Coğrafi işaretler konusunda da odalar ve borsaların Türkiye'de en aktif çalışan kuruluşlar olduğundan bahseden Hisarcıklıoğlu, "Şu an coğrafi işaretli ürünlerin yüzde 40'ının tescili oda ve borsalarımız tarafından yapıldı. 3 coğrafi işaretli ürünümüzün, Gaziantep baklavası, Aydın inciri ve Malatya kayısısının Avrupa'da tescillenmesini sağladık. Avrupa'da birçok ürünümüz tescil sırasında beklemektedir. Ayrıca, coğrafi işaretli ürünlerin üretiminin, ticaretinin ve tüketiminin artması için de ülke genelinde uğraşıyoruz. Ticaret borsalarımızla birlikte, tarım ve hayvancılıktaki dönüşümün gerçekleşmesi için çalışmayı sürdüreceğiz." diye konuştu.

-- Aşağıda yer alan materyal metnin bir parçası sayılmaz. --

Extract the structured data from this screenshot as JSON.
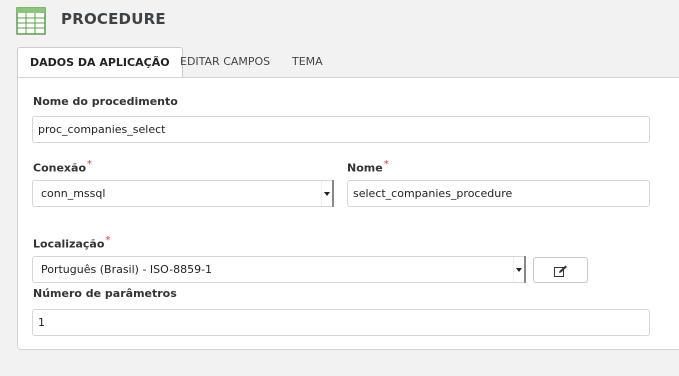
{
  "header": {
    "title": "PROCEDURE",
    "icon": "table-grid-icon"
  },
  "tabs": [
    {
      "label": "DADOS DA APLICAÇÃO",
      "active": true
    },
    {
      "label": "EDITAR CAMPOS",
      "active": false
    },
    {
      "label": "TEMA",
      "active": false
    }
  ],
  "form": {
    "procedure_name": {
      "label": "Nome do procedimento",
      "value": "proc_companies_select"
    },
    "connection": {
      "label": "Conexão",
      "required_mark": "*",
      "value": "conn_mssql"
    },
    "name": {
      "label": "Nome",
      "required_mark": "*",
      "value": "select_companies_procedure"
    },
    "locale": {
      "label": "Localização",
      "required_mark": "*",
      "value": "Português (Brasil) - ISO-8859-1",
      "edit_icon": "edit-icon"
    },
    "param_count": {
      "label": "Número de parâmetros",
      "value": "1"
    }
  },
  "colors": {
    "required": "#e03b3b",
    "icon_green": "#5aa04a",
    "background": "#f2f2f2"
  }
}
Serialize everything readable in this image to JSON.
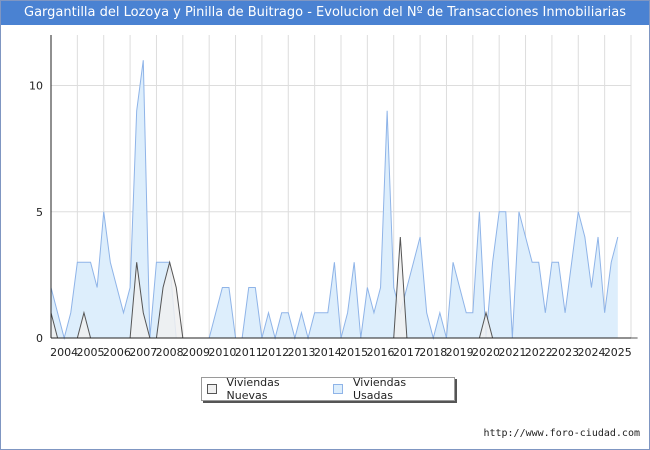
{
  "title": "Gargantilla del Lozoya y Pinilla de Buitrago - Evolucion del Nº de Transacciones Inmobiliarias",
  "source": "http://www.foro-ciudad.com",
  "colors": {
    "title_bg": "#4a82d2",
    "nuevas_fill": "#f0f0f0",
    "nuevas_line": "#555555",
    "usadas_fill": "#ddeefc",
    "usadas_line": "#8fb4e8",
    "grid": "#dddddd"
  },
  "chart_data": {
    "type": "area",
    "title": "Gargantilla del Lozoya y Pinilla de Buitrago - Evolucion del Nº de Transacciones Inmobiliarias",
    "xlabel": "",
    "ylabel": "",
    "x_ticks": [
      "2004",
      "2005",
      "2006",
      "2007",
      "2008",
      "2009",
      "2010",
      "2011",
      "2012",
      "2013",
      "2014",
      "2015",
      "2016",
      "2017",
      "2018",
      "2019",
      "2020",
      "2021",
      "2022",
      "2023",
      "2024",
      "2025"
    ],
    "y_ticks": [
      0,
      5,
      10
    ],
    "ylim": [
      0,
      12
    ],
    "x_range": [
      "2004 Q1",
      "2025 Q2"
    ],
    "periods_per_year": 4,
    "legend_position": "bottom-center",
    "grid": true,
    "series": [
      {
        "name": "Viviendas Nuevas",
        "values": [
          1,
          0,
          0,
          0,
          0,
          1,
          0,
          0,
          0,
          0,
          0,
          0,
          0,
          3,
          1,
          0,
          0,
          2,
          3,
          2,
          0,
          0,
          0,
          0,
          0,
          0,
          0,
          0,
          0,
          0,
          0,
          0,
          0,
          0,
          0,
          0,
          0,
          0,
          0,
          0,
          0,
          0,
          0,
          0,
          0,
          0,
          0,
          0,
          0,
          0,
          0,
          0,
          0,
          4,
          0,
          0,
          0,
          0,
          0,
          0,
          0,
          0,
          0,
          0,
          0,
          0,
          1,
          0,
          0,
          0,
          0,
          0,
          0,
          0,
          0,
          0,
          0,
          0,
          0,
          0,
          0,
          0,
          0,
          0,
          0,
          0,
          0,
          0,
          0,
          0
        ]
      },
      {
        "name": "Viviendas Usadas",
        "values": [
          2,
          1,
          0,
          1,
          3,
          3,
          3,
          2,
          5,
          3,
          2,
          1,
          2,
          9,
          11,
          0,
          3,
          3,
          3,
          0,
          0,
          0,
          0,
          0,
          0,
          1,
          2,
          2,
          0,
          0,
          2,
          2,
          0,
          1,
          0,
          1,
          1,
          0,
          1,
          0,
          1,
          1,
          1,
          3,
          0,
          1,
          3,
          0,
          2,
          1,
          2,
          9,
          2,
          1,
          2,
          3,
          4,
          1,
          0,
          1,
          0,
          3,
          2,
          1,
          1,
          5,
          0,
          3,
          5,
          5,
          0,
          5,
          4,
          3,
          3,
          1,
          3,
          3,
          1,
          3,
          5,
          4,
          2,
          4,
          1,
          3,
          4
        ]
      }
    ]
  },
  "legend": {
    "nuevas_label": "Viviendas Nuevas",
    "usadas_label": "Viviendas Usadas"
  }
}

- "Tarımda köklü dönüşüm yapılmalı"
Ticaret Borsaları Konsey Başkanı ve Konya Ticaret Borsası (KTB) Başkanı Hüseyin Çevik de tarım ve gıdanın stratejik sektör olarak ulusal güvenlik kadar değer kazandığını belirterek, tarım sektöründe köklü dönüşümlerin yapılmasının kaçınılmaz olduğundan bahsetti.
Sektörün önünü açacak, ülkeyi tarımsal üretim ve ticaretinde ileriye taşıyacak sorunların çözüme kavuşturulmasını istediklerini söyleyen Çevik, şu ifadeleri kullandı:
"Desteklemeler, tarımsal elektrik, girdi maliyetleri, tarımsal istihdam, tarımsal sulama, havzalar arası su transferi, stratejik ürün buğday ekim alanlarındaki azalma, hayvancılık ve hayvansal üretimdeki girdi maliyetleri, finansal desteklemeler, lisanslı depoculuğun etkin kullanımı, tarımsal üretim ve ticaretinde teknolojik ve dijital dönüşüm gibi alanlardaki sorunlar sektörümüz tarafından çözüme kavuşturulmayı bekliyor. Tarıma dayalı sanayimizin fiyatlandırma üzerinden yapılan manipülasyonları dengelemek için serbest piyasa koşullarında üretiminin devamı sağlanmalı."